Halfway across, the diviner grabbed the hand rope, vaulted up onto it, and ran, arms held wide for balance. As he neared the bank, he drew his sword and jumped. The severed ropes fell behind him, and he tossed the sword to one side. Arms windmilling, he hit the ground hard, rolling to a stop. Sif jumped out of the way. Movement on the far bank caught her eye, and she screamed.
Falthejn sat up. Two ontr stood across the river. They were of middling size for their kind, wearing the usual hodgepodge of armor. Neither had a bow, fortunately.
Alfhilde spun Sif to face the other way, and knelt to comfort the child.
“They do not swim,” Falthejn said over the din of the river. “We should go.”
Hrothgar nodded, picking up Falthejn’s sword and presenting it to the diviner. Falthejn sheathed it. Hrothgar undid the binding holding Jakob to his back, and took his son in his arms. “Lead on.”

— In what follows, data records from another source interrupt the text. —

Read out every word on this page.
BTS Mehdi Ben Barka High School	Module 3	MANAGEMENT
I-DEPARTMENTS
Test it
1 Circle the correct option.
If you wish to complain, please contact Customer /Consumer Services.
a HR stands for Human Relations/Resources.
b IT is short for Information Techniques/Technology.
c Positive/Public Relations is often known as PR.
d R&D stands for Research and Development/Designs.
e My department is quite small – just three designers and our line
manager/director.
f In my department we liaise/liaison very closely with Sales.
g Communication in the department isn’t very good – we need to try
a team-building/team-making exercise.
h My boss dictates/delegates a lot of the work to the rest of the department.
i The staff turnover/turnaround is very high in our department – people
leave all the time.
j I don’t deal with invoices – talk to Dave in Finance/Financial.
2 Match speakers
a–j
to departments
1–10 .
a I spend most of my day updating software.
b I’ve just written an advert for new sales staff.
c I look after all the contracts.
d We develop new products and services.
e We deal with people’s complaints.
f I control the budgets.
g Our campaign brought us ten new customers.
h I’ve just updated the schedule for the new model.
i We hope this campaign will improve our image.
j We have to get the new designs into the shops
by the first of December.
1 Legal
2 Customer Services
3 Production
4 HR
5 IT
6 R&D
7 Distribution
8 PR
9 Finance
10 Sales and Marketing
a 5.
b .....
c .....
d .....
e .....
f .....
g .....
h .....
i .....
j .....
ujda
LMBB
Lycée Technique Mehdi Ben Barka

They pressed on along the road, up the switchbacks on this side of the gorge. The roar of the river subsided, and as soon as it did, Alfhilde asked, “How did you miss them?”
“It is as I feared,” Falthejn said, ignoring the bruises forming along his side. “They have magiker of their own.”
Hrothgar looked at him askance. “Does that make a difference?”
“Magiker with the right talent can hide things from my sight,” Falthejn said. “We had hoped it was not widespread among the ontr.”